L'idée maîtresse est intéressante, la mise en scène n'est pas mauvaise, le jeu des acteurs est bon, notamment les deux acteurs masculins partenaires de Sandrine Bonnaire. Mais tout ça reste très convenu, avec un peu trop de bons sentiments et de pathos de pacotille (le coup de l'américain qui crache ses poumons par exemple). C'est un film tout à fait regardable mais qui ne décolle ni ne passionne vraiment.
On voit que la réalisatrice a du beaucoup voir des films de Jean Becker, mais par rapport à lui l'émotion n'est pas très visible, Bonnaire reste fidèle à elle même, on est sans cesse dans la retenu . Joueuse c'est jolie mais simple.
Sortir de son quotidien,essayer de changer sa vie même si cette dernière n'est pas malheureuse, trouver un sens a son existence et exister par soi même,c'est ce que j'ai ressenti en voyant ce film.
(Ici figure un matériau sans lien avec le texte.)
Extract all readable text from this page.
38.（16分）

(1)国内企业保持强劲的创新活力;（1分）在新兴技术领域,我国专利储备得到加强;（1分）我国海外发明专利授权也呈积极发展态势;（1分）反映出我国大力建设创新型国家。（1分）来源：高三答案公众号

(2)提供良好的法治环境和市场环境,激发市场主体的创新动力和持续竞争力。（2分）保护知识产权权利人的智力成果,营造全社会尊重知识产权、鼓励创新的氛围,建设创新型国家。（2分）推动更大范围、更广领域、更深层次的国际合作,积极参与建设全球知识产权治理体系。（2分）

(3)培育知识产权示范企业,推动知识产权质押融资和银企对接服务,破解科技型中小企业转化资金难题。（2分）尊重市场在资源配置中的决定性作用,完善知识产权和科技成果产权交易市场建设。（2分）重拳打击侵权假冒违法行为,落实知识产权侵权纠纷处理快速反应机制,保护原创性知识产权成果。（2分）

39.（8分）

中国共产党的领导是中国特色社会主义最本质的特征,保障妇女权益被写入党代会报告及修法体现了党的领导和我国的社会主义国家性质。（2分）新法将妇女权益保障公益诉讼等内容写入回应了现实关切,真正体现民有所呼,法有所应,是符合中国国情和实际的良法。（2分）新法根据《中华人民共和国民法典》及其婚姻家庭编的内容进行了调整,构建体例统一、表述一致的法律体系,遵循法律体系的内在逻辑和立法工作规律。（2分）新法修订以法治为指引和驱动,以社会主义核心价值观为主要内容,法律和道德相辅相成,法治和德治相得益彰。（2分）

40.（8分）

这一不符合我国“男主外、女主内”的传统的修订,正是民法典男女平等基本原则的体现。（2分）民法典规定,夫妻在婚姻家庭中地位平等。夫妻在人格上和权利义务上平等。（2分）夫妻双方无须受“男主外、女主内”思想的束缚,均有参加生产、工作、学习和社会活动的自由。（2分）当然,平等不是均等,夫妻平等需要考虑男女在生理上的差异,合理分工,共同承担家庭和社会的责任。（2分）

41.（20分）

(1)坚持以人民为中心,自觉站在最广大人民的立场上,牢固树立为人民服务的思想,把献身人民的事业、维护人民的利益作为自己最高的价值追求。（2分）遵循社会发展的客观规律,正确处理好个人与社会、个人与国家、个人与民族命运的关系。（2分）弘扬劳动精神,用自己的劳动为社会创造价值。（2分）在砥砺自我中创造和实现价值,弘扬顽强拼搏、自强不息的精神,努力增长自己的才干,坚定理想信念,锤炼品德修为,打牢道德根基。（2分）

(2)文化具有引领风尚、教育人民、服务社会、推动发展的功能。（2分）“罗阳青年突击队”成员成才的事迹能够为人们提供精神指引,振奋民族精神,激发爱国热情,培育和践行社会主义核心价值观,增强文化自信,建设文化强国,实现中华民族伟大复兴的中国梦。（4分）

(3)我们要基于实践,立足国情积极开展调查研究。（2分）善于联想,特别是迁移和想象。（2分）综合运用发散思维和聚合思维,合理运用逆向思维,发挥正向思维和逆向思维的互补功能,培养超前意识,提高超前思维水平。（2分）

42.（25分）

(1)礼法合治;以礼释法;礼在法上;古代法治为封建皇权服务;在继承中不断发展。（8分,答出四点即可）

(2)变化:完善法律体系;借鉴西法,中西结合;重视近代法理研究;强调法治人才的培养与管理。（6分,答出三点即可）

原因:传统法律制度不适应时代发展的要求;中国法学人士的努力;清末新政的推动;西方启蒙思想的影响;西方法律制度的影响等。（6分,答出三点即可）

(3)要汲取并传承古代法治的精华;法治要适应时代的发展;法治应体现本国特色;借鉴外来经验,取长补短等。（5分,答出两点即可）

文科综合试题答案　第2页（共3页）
Sandrine Bonnaire excellente dans ce rôle nous entraîne dans une aventure remplie de pudeur, d'émotion, d'amour et réapprends a sourire en découvrant sa passion pour les échecs.Encore une fois la vie de gens simples est décrite avec beaucoup d'authenticité. Film a voir en cette période estivale.
Heureusement que Kevin Kline était au générique, attirant ainsi mon attention sur ce film charmant, sinon, jamais je m'y serais intéressée, bien à tort. Les échecs exercent du jour au lendemain une fascination obsessionnelle chez une femme de ménage, lui révélant du même coup l'attrait d'un monde extérieur jusque là étranger à sa morne existence. Et, coup classique, l'entourage n'apprécie pas qu'on veuille s'élever au dessus d'eux...Une leçon de vie à retenir: aller au bout de ses rêves, envers et contre tous! Sandrine Bonnaire nous livre une interprétation magistrale. Le genre de film qui nous fait du bien.